Having worked at KBFPC for 14 years, I can safely say that the elimination of
Title X would have devastating consequences and reverse major public health gains we've made in recent years.
The elimination of Title X is out of touch with the majority of Americans, including Republicans. A clear majority (more than
80 percent) of Americans support broad access to contraception; 75 percent favor continuing Title X, including 6 percent of Republicans. ("Survey Says: Birth Control Support," The National Campaign to Prevent Teen and Unplanned Pregnancy, 2017).
The Title X program's mission is to help people both achieve and prevent pregnancy, while also offering cancer and STD screenings, services that hundreds of women and men in our area rely on every year.
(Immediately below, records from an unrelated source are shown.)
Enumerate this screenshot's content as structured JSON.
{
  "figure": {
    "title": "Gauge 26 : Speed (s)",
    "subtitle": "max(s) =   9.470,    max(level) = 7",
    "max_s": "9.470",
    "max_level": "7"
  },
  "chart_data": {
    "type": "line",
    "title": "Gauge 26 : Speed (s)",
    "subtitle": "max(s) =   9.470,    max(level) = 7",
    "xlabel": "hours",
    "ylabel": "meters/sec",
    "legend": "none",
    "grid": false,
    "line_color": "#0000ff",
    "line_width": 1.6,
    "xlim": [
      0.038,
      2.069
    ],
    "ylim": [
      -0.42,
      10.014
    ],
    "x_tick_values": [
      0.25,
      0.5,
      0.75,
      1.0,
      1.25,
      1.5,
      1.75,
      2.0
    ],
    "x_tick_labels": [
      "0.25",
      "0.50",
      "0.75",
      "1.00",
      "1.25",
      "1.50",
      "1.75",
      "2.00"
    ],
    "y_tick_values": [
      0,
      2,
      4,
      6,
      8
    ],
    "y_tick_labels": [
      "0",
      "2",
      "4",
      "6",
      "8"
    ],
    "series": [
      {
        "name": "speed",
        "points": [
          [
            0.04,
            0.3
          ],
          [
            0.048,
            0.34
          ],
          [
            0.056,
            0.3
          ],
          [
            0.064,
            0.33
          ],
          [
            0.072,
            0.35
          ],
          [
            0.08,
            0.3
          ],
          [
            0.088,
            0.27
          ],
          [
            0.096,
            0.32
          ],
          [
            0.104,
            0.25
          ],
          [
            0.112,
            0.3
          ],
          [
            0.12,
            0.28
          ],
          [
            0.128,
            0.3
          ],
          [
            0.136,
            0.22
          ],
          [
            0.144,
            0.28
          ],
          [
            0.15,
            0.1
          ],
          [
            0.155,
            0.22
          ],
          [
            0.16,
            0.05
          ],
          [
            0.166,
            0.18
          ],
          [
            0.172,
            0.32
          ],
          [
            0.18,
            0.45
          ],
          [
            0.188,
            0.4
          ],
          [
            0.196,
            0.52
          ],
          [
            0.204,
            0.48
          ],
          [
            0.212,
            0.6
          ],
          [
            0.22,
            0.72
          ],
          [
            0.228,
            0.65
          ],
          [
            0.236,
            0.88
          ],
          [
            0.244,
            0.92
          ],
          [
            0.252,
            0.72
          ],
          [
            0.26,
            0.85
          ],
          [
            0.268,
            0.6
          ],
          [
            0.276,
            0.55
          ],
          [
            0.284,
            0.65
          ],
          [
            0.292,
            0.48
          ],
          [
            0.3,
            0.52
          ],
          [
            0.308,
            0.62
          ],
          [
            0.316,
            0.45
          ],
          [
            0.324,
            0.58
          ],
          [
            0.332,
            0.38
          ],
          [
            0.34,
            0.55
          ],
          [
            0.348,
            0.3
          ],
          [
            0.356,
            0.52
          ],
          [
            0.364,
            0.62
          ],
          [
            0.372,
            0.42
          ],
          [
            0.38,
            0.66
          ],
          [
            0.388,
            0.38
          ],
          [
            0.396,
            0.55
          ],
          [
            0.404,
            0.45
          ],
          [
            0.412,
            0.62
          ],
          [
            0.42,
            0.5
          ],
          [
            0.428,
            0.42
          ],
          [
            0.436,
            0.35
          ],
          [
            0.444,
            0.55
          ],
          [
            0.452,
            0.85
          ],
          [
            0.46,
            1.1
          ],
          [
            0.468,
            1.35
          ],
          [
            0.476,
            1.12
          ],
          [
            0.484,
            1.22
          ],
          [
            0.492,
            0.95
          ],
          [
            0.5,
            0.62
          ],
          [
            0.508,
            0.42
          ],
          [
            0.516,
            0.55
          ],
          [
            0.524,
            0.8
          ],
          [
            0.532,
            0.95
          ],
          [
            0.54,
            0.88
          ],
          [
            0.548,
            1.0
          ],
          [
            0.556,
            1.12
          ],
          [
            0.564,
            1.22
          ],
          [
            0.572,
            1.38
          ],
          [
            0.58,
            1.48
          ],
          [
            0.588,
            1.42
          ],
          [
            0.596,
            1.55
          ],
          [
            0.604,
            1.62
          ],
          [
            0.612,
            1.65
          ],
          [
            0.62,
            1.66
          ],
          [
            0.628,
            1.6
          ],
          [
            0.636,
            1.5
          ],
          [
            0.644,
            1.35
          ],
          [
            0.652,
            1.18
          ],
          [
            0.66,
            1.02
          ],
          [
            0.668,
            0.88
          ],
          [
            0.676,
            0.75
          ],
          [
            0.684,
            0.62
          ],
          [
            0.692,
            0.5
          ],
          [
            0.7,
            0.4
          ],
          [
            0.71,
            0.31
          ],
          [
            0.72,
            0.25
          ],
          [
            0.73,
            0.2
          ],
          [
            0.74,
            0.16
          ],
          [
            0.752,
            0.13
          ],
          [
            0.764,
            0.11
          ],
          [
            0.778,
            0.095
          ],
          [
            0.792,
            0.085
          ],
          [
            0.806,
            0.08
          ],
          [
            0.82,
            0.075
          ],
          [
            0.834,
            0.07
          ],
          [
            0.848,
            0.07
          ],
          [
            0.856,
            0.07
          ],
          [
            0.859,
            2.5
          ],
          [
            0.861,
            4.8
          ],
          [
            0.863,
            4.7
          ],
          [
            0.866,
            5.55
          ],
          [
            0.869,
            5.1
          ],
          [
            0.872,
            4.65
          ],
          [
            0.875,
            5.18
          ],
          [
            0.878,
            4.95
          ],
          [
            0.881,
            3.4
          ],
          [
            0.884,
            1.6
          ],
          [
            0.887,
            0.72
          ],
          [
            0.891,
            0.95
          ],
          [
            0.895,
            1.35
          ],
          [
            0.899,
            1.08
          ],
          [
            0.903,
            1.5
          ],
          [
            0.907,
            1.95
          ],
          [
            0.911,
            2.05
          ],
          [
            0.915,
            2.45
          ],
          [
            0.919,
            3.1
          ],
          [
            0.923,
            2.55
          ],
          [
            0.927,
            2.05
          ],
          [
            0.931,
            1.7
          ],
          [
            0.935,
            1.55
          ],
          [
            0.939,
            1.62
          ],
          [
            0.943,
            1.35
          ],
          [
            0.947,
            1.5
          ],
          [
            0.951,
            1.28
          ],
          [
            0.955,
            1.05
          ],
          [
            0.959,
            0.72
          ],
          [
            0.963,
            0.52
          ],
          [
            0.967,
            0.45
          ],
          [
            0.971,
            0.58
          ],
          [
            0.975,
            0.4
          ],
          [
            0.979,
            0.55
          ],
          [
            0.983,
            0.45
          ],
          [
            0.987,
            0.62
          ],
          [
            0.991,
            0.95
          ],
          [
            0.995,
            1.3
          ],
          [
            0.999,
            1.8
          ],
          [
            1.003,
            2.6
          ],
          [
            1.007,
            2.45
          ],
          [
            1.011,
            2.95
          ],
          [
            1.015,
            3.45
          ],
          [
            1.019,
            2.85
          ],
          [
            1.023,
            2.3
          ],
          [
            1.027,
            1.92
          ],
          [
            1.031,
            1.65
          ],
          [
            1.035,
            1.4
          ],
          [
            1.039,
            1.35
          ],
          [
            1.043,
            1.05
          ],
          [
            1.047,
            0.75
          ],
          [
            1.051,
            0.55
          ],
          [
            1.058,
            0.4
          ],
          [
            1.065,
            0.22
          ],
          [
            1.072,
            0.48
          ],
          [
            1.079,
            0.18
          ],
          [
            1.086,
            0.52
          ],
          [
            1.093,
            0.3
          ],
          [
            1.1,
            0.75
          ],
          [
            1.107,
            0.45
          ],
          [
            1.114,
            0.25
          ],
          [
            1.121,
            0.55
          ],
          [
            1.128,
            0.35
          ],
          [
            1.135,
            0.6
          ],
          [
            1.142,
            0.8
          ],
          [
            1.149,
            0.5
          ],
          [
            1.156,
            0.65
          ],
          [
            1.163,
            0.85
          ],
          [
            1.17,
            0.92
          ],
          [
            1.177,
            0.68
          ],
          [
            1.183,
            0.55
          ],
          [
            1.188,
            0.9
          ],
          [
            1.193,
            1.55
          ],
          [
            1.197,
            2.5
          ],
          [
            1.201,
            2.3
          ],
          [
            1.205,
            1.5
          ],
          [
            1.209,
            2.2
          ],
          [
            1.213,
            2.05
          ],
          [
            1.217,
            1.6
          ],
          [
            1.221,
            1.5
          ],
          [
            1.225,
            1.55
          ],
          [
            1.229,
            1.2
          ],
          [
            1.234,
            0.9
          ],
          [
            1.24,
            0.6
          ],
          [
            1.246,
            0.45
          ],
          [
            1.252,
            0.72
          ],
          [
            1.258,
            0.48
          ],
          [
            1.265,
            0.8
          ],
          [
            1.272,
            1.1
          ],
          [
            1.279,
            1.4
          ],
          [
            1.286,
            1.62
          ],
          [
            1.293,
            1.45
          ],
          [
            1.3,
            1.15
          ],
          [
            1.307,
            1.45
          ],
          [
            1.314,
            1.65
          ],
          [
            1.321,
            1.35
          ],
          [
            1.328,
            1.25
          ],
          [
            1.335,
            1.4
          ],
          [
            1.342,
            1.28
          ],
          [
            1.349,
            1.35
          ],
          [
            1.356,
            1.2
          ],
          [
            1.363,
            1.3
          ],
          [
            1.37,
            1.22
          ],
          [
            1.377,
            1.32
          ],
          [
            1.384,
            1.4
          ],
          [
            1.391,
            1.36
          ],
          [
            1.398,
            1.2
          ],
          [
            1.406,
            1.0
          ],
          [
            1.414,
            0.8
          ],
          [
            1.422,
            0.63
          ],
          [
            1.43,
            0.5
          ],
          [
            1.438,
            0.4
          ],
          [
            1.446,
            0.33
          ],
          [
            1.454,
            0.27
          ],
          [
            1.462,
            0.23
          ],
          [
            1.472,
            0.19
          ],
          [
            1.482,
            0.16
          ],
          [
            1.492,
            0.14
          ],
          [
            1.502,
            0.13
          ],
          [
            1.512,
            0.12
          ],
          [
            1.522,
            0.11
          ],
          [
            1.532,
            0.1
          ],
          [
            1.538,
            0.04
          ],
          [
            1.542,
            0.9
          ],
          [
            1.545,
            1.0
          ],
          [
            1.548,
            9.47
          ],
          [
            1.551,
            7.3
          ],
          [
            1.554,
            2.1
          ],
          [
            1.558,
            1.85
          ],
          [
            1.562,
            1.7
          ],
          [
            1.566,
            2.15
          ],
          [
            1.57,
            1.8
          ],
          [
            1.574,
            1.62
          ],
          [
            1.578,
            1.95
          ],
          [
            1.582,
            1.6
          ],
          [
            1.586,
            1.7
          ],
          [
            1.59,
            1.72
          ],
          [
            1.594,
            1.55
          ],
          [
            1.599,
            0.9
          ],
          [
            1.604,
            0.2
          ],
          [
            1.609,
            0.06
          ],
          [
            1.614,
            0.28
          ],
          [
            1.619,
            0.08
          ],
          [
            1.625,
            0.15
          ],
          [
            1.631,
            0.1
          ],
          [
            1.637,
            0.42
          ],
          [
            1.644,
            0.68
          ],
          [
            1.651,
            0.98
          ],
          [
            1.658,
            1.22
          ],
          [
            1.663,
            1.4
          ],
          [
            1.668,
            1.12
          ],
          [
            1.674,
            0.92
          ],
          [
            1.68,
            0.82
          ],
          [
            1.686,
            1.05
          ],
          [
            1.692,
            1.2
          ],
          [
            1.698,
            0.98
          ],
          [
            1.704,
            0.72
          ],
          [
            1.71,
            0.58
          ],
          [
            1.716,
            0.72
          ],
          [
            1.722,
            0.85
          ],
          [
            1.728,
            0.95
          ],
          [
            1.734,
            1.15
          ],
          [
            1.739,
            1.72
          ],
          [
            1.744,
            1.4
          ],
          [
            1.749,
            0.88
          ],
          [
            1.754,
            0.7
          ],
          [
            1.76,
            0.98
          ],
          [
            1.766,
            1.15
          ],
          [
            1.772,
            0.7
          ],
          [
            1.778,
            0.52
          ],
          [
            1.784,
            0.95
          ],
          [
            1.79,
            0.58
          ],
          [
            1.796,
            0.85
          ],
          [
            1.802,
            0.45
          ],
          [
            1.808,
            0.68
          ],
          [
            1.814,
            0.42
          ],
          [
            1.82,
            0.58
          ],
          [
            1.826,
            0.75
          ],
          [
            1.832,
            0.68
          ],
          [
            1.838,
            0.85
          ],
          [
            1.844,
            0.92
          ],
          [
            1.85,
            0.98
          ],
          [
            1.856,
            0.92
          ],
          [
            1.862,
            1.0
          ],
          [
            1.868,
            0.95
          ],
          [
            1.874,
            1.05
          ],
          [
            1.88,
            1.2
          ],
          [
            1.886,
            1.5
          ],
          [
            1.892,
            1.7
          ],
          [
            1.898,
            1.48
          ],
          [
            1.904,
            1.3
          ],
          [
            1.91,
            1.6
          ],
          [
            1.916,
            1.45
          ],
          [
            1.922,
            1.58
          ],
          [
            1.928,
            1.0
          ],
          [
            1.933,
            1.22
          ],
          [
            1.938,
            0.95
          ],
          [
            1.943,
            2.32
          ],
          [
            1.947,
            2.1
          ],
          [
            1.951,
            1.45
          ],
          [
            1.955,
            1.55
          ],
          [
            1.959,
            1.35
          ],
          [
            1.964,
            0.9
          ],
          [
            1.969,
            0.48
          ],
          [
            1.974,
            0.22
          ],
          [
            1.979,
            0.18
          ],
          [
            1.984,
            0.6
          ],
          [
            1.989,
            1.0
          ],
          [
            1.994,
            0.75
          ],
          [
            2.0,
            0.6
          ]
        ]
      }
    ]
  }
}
If this funding is eliminated, our community will suffer. We all deserve access to affordable care that fits our individual needs.
— Catriona Reynolds
Kachemak Bay Family Planning Clinic
Anchorage needs to prepare now for increase in homeless people
Mayor Berkowitz deserves credit for putting a Band-Aid on the static number of homeless people in Anchorage today. Unfortunately, Mayor Berkowitz lacks the imagination or political will to address homelessness in the future. Since 2000, the population of Earth has increased by 1.5 billion people and the population will continue to increase because people keep having babies. This creates new demand for housing.
While Anchorage is but a small percentage of the overall population of Earth, Anchorage is easily affected by the increase in Earth's population. Preparation for the needs of this increase in population requires that the leaders of today act today. Thus, Anchorage should be building several thousand units of housing a year to orderly plan and prepare for future growth.
Some of the benefits of large-scale housing development include jobs, economic development, affordable housing, job training, attraction of new businesses to Anchorage (because of the affordable housing) and, perhaps most importantly, a sense of optimism about the future.
Without the creation of new housing sufficient to meet the demands of the future, Anchorage will limp along with a Band-Aid approach and the numbers of homeless in Anchorage will increase. When I see Mayor Berkowitz around tow,n I tell him to get a job or get to work, because clearly there is much work to do.